Although those in the Outer Banks area were willing to pitch in and help the Wrights, Mayor Harris suspects that villagers of the time did not fully apprehend the historic importance of the experimental flights.
The brothers' gliders "were kites to [residents], and kites were play toys," he says. "And the locals were too concerned with living day to day to tell the world about the Wrights and their experiments."
As he was growing up, talk of the Wrights' experiments "just never came up in [household] conversation," says Daniel (Grady) Tate.
No one made a big deal about Mr. Tate's father, Tom, getting to fly on the Wrights' 1900 glider when Tom was 12 years old. Nor did the family fuss about his uncle Bill Tate, who wrote one of the letters that convinced the Wrights that the area's tall dunes were the place for their historic experiments and who housed them for the early part of 1900.

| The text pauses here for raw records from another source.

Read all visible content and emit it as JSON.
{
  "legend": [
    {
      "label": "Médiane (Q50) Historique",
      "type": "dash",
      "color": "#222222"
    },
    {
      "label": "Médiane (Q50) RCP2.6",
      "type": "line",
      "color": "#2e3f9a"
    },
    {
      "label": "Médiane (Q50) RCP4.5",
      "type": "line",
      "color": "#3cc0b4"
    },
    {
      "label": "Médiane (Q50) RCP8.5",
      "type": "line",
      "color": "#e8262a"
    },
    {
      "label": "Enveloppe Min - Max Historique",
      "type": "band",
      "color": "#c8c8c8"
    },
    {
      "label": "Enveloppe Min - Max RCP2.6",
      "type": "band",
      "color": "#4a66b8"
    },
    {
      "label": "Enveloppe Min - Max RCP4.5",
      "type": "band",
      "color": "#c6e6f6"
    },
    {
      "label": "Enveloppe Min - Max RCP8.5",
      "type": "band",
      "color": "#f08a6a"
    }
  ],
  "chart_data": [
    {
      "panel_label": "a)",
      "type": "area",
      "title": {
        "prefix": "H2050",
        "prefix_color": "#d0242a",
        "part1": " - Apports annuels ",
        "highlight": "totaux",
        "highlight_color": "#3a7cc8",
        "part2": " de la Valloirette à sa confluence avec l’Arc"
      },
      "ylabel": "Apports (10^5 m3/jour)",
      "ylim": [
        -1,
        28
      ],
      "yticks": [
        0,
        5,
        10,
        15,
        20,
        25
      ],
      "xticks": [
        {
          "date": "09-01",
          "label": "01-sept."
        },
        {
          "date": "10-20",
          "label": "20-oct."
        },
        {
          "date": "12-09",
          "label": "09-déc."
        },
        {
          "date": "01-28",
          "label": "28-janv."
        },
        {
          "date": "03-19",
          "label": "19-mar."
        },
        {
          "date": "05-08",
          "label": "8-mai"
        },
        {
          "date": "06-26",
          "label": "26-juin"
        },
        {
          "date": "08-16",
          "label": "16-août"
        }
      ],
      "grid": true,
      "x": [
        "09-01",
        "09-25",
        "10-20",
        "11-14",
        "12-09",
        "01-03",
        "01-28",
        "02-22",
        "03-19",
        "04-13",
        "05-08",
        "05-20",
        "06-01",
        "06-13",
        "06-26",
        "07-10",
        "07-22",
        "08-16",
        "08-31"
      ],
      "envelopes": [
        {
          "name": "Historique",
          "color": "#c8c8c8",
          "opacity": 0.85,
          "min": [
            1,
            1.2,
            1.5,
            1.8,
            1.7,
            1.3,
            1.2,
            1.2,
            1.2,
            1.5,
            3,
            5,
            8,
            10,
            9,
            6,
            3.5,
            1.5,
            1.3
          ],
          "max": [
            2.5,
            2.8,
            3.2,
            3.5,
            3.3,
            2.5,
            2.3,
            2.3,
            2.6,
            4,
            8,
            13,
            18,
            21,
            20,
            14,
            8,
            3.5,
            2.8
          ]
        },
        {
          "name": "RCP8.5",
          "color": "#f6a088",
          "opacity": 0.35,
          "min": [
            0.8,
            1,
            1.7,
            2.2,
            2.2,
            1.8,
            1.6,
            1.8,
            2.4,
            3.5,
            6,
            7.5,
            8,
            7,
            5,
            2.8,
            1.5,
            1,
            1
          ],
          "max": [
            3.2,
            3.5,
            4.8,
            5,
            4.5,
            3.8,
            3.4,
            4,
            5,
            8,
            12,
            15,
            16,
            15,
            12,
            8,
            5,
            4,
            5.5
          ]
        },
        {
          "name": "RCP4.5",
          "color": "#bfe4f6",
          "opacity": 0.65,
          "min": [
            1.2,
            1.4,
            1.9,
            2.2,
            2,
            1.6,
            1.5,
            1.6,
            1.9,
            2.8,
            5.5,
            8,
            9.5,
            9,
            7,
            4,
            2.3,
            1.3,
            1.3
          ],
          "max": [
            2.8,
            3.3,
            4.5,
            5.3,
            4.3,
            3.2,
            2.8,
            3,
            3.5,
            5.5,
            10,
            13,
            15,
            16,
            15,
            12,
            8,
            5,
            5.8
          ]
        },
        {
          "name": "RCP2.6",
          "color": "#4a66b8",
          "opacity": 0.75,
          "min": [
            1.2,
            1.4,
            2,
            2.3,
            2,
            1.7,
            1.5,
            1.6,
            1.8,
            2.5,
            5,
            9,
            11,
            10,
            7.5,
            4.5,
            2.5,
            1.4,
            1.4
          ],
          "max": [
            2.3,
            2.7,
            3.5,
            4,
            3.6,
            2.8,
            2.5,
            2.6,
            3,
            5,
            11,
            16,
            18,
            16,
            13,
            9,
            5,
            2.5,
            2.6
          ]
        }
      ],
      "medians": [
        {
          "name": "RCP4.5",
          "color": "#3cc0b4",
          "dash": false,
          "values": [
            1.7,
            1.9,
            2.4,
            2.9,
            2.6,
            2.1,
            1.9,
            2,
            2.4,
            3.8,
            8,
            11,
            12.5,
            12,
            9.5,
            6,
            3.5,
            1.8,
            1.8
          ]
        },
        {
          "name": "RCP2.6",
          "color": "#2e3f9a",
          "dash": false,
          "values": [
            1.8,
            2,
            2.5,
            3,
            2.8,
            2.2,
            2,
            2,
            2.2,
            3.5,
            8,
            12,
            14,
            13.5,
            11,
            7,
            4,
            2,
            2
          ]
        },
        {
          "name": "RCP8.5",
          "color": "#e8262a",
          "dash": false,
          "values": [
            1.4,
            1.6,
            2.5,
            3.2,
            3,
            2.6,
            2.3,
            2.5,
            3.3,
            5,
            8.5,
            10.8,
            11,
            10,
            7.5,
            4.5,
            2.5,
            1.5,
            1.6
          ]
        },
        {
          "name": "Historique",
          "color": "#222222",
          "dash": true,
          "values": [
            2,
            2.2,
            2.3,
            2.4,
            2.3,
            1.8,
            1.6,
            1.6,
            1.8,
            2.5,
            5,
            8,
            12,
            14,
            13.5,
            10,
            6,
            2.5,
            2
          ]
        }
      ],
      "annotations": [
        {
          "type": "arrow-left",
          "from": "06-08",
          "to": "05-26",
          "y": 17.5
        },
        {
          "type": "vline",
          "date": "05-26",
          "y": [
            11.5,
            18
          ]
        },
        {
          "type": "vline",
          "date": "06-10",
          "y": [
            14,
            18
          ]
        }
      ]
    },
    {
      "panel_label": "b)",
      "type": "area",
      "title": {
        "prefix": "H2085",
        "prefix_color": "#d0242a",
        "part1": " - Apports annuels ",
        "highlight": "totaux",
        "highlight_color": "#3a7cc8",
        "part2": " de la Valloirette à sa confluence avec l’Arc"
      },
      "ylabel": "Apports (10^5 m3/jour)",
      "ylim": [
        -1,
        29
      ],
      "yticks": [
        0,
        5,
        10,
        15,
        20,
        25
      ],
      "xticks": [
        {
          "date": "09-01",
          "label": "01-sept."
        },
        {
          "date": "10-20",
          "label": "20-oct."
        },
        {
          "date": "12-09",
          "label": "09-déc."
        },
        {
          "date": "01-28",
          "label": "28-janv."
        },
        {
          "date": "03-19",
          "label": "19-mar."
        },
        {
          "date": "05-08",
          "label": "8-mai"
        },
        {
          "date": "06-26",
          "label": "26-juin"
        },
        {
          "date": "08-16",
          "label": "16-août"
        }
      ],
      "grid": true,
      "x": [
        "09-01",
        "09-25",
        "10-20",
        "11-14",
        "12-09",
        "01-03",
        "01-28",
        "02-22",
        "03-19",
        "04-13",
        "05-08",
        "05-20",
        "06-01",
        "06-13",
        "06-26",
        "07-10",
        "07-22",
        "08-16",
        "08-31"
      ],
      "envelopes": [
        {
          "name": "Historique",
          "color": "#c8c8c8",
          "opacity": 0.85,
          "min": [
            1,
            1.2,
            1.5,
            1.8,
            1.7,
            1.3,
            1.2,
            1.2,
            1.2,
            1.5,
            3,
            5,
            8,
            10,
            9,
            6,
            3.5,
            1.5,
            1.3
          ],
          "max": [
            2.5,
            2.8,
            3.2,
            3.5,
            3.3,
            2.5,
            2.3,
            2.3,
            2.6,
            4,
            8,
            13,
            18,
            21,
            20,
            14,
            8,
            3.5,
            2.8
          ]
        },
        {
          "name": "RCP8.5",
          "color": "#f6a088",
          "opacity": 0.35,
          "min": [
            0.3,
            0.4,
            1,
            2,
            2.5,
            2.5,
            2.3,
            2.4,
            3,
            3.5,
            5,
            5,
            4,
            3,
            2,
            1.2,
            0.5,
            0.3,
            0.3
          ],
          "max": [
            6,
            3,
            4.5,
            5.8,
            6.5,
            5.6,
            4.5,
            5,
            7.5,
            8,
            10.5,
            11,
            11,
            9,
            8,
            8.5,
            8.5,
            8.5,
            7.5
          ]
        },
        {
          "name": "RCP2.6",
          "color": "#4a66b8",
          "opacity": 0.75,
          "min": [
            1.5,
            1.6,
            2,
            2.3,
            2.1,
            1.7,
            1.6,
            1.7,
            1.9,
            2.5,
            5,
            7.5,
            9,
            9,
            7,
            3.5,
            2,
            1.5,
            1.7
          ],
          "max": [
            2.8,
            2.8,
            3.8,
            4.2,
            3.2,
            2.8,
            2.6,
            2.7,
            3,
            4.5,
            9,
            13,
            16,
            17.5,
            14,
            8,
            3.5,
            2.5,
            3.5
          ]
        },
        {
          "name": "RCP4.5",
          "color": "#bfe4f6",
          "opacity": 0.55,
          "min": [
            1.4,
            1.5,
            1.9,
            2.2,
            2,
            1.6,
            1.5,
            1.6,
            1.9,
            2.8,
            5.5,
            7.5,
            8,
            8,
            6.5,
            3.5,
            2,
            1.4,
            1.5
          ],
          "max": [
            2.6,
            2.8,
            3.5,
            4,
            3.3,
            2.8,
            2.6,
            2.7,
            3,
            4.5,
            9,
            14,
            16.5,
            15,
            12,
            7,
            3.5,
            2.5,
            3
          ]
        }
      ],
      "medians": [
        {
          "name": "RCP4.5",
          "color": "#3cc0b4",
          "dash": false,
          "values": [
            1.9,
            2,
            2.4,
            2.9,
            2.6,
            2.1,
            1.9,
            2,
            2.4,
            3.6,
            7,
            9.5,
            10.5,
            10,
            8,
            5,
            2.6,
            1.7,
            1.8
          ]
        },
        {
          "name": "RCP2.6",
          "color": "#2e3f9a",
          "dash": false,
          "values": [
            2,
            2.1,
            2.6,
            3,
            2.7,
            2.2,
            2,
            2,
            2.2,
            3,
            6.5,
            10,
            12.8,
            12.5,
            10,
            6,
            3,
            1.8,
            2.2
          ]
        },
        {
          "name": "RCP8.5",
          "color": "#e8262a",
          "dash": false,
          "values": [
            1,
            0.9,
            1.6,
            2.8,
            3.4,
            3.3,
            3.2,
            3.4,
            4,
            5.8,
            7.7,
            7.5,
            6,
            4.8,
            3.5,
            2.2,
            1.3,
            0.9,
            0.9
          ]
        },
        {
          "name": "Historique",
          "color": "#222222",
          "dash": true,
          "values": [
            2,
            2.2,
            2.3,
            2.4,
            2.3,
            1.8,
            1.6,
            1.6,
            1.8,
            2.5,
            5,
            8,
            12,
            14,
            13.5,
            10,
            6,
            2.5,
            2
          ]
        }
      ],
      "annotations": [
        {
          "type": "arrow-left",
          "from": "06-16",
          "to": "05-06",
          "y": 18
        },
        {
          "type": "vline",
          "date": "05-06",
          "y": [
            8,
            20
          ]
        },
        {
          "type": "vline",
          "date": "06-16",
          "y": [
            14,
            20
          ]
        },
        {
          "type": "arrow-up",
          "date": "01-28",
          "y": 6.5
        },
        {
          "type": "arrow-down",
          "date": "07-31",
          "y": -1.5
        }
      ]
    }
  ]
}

And few details were mentioned about Grady Tate's grandfather, Dan Tate, whom the Wrights employed to watch the dune camp that housed parts of their gliders until they returned each year.
But Mrs. Daniels remembers her father-in-law describing how he watched the Wrights "mimicking the birds to see if they could understand how birds flew," she says. "They would run along the sand dunes and wave their arms up and down and move as the birds changed their flight direction."
John T. Daniels "thought the Wright brothers were fine gentlemen, educated men," she adds. "But he didn't consider he'd made any great contribution [to their efforts]."
At first, the local Western Union telegraph operator, Alpheus Drinkwater, thought the Wrights were "little more than bicycle mechanics from Dayton," said his daughter, Marguerite Booth.
Mrs. Booth, who still lives a short drive west of Kitty Hawk in Manteo, said her father thought their "contraptions looked like cheesecloth-covered machines."
Mr. Drinkwater may have been skeptical at first, but his attitude changed when the news of the first flight came to his door. Drinkwater sent a telegraph message from the brothers to alert their family and the outside world that their flight had been successful.
It was the birth of modern aviation - in a then-remote section of coastal North Carolina.
Approximately 10 descendants of Kitty Hawk residents who aided the Wrights in their quest will reenact the first successful powered flight for the First Flight Centennial Celebration on Dec. 17 at the Wright Brothers National Memorial in Kitty Hawk. Most of the reenactors are descendants of surfmen.
Proving to be as helpful in the Wright centennial as his grandfather was to the famed aviators, Mr. Ward tracked down the descendants and organized the reenactment. He also researched details such as the navy-blue wool uniforms the surfmen wore and had replicas of the garments tailored for the participants.